Neil LaBute

Neil LaBute (born in 1963) is a director, a screen writer and one of the most controversial and innovative American playwrights. Critics respond to his plays as having a misanthropic tone, Rob Weinert-Kendt referred to LaBute in The Village Voice as “American theatre’s reigning misanthrope”. His plays are translated and staged extensively in the United States of America and Europe: Bash: Latter-Day Plays (1999), The Mercy Seat (2002), Autobahn (2003), Fat Pig (2004), Some Girl(s) (2005), In A Dark Dark House (2007), Reasons To Be Pretty (2008), Helter Skelter (2008), Land of the Dead (2008), The Break of Noon (2010), The Furies (2009), In A Forest, Dark and Deep (2011), Lovely Head & Other Plays (2013), Reasons to Be Happy (2013), Money Shot (2014), The Way We Get By (2015). He wrote the script for several feature films: In the Company of Men, Your Friends & Neighbors, Nurse Betty, Possession, The Shape of Things, The Wicker Man, Lakeview Terrace, Death at A Funeral, Some Girl(s), Some Velvet Morning, Dirty Weekend and for some short films: Tumble, After-School Special, Sexting, Denise, Double or Nothing, Bench Seat, Sweet Nothings, BFF, It’s Okay.

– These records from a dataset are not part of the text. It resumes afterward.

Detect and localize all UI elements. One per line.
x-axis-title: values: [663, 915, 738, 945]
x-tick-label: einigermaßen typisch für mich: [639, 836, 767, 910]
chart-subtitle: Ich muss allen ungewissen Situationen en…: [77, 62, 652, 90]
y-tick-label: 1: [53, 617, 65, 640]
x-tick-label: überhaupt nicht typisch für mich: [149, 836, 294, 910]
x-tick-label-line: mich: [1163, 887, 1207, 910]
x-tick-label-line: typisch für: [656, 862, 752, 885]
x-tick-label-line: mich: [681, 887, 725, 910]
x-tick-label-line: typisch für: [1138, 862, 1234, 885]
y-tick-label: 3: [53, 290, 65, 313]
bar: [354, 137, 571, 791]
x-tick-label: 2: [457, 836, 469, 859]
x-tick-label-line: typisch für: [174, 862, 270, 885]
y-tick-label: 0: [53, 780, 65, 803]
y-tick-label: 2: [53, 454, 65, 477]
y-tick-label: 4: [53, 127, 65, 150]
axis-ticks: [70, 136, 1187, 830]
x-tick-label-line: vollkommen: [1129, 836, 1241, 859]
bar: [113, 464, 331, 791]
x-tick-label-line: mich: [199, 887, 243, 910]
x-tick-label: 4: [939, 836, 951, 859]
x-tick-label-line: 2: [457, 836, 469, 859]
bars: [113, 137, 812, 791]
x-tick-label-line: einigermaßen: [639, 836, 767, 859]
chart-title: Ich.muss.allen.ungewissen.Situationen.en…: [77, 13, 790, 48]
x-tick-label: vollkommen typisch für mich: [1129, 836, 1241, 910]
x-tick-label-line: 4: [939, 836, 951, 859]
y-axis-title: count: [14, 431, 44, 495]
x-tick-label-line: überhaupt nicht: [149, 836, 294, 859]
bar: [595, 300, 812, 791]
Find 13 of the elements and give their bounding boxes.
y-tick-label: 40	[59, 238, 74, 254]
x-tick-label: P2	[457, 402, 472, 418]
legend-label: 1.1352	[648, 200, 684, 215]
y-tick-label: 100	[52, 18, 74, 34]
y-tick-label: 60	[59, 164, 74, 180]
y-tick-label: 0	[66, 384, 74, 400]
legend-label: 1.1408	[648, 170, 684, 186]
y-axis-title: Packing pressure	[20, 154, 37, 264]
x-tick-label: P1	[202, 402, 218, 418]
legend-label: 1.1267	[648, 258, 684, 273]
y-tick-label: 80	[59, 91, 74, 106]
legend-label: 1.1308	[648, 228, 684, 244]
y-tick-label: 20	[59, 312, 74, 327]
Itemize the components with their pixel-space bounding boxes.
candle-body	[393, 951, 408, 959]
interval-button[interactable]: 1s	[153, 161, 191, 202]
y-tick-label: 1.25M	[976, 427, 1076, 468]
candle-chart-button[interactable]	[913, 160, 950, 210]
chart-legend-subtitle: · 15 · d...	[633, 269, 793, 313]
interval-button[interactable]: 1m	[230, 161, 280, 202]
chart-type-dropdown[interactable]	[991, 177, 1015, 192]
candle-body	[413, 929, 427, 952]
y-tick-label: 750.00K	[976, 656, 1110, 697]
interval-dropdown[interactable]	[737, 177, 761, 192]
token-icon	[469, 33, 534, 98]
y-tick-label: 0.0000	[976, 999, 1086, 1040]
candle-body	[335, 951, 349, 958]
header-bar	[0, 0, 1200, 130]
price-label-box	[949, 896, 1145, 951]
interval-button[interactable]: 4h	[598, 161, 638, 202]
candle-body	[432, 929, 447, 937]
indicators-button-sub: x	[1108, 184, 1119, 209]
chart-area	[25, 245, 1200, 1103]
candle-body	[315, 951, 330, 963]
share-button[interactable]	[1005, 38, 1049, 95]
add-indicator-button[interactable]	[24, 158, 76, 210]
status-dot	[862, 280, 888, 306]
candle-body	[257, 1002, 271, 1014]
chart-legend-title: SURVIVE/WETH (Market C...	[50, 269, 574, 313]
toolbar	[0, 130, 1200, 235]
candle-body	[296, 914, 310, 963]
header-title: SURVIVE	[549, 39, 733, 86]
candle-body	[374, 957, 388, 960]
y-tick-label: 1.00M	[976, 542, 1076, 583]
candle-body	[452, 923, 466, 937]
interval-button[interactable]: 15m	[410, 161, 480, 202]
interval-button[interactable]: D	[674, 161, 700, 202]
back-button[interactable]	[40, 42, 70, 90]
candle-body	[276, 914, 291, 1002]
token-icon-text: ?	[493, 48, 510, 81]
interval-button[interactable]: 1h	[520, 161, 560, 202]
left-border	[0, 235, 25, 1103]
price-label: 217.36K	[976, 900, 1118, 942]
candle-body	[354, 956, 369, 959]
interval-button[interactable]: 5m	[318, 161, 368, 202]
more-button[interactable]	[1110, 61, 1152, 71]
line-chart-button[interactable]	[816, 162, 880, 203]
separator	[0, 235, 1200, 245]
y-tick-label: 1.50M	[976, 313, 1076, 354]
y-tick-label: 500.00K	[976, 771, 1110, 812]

In 2013, LaBute receives the Literature Award of the American Academy of Arts and Letters. In 2023, he becomes a Fellow of the International Association of Theatre Leaders (IATL).


Constantin Chiriac:
”The world’s most staged playwright, Neil LaBute is awarded a star on the Walk of Fame for his unique ability to surprise and amaze the world of theatre and film, as well as for his strength to inspire and educate the young generation.”